Shadows in the Dark: Transit Method Exoplanets Quiz

If a planet passes between the telescope and the star, and if that planet is an opaque object, then it must block a small fraction of the star's light, resulting in a measurable decrease in brightness.

If the planet's orbit is tilted so it never passes directly in front of the star from our perspective, then it will not block any light; therefore, an edge-on alignment is required for a transit to occur.

If a planet is defined by its host star, and if that star is outside our solar system, then the term for that world is an exoplanet.

If we are monitoring how a star's brightness changes, and if we plot those brightness measurements on a graph against time, then the resulting line is called a light curve.

If a larger planet covers more of the star's surface area during a transit, then it will block more light; therefore, the depth of the "dip" is directly related to the physical size (radius) of the planet.

If astronomers use different physical clues to find worlds, such as light blockage (transit), star wobbling (radial velocity), or taking actual photos (direct imaging), then these are all valid detection methods.

If the dip depth depends on the ratio of the planet's size to the star's size, then a small planet orbiting a tiny star could produce the same dip depth as a large planet orbiting a massive star.
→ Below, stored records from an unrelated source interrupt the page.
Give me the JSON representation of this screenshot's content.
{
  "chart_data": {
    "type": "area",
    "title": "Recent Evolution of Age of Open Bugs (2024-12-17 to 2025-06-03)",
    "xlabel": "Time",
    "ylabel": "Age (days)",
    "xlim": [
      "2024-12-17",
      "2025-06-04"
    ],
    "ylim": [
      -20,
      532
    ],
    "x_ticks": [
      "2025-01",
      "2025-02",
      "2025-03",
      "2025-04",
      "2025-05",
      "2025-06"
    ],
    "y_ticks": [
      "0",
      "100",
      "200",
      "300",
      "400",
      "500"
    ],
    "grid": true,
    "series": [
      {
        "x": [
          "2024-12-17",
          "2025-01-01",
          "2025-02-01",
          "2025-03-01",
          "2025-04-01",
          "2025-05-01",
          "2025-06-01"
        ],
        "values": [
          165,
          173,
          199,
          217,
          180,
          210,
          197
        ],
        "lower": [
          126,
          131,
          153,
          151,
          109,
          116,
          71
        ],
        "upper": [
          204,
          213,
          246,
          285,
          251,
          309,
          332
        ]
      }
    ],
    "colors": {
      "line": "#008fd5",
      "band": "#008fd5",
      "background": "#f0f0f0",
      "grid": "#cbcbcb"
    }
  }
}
If a planet orbits a star, it will pass in front of it at regular intervals; if we see the dip repeat multiple times with the same timing, then we can confirm it is a planet and not a random error.

If the planet begins blocking light at one edge of the star and stops at the other, then the length of time the brightness remains lowered is the transit duration.

If the Kepler Mission was built with a high-precision photometer to monitor 150,000 stars for brightness changes, then its primary goal was using the transit method to find exoplanets.

If two stars orbit each other and one blocks the other, or if a dark spot on a star rotates into view, then the light will dip in a way that mimics a planet's transit.

If planets are significantly smaller than the stars they orbit, then they only block a tiny fraction (often less than 1%) of the star's light, making the dips very difficult to detect.

If the transit method relies on measuring light levels accurately over time, and if a photometer is the device designed for that purpose, then it is the primary tool used by transit hunters.

If the time between two consecutive transits represents one full trip around the star, then that time interval is the planet's orbital period.

If we have the light curve, we can measure the time between dips (period), the depth of the dip (radius), and the shape of the dip (inclination), but mass usually requires the radial velocity method.

If a planet is far from its star, it takes a long time to complete one orbit; if it takes a long time to orbit, then transits happen very rarely, making them harder to catch with a telescope.

If starlight passes through the thin layer of gas surrounding a planet during a transit, and if that gas absorbs specific colors of light, then scientists can analyze the light to find atmospheric chemicals.

If a light curve tracks how much light we receive over time, and if time is on the x-axis, then the brightness or flux must be represented on the y-axis.

If telescopes like TESS can monitor huge sections of the sky simultaneously and provide data on both planet size and orbit, then the method is highly efficient for large-scale discovery.

If each planet in a system has a different size and orbital period, and if they all transit the star, then the light curve will show a complex pattern of multiple overlapping dips.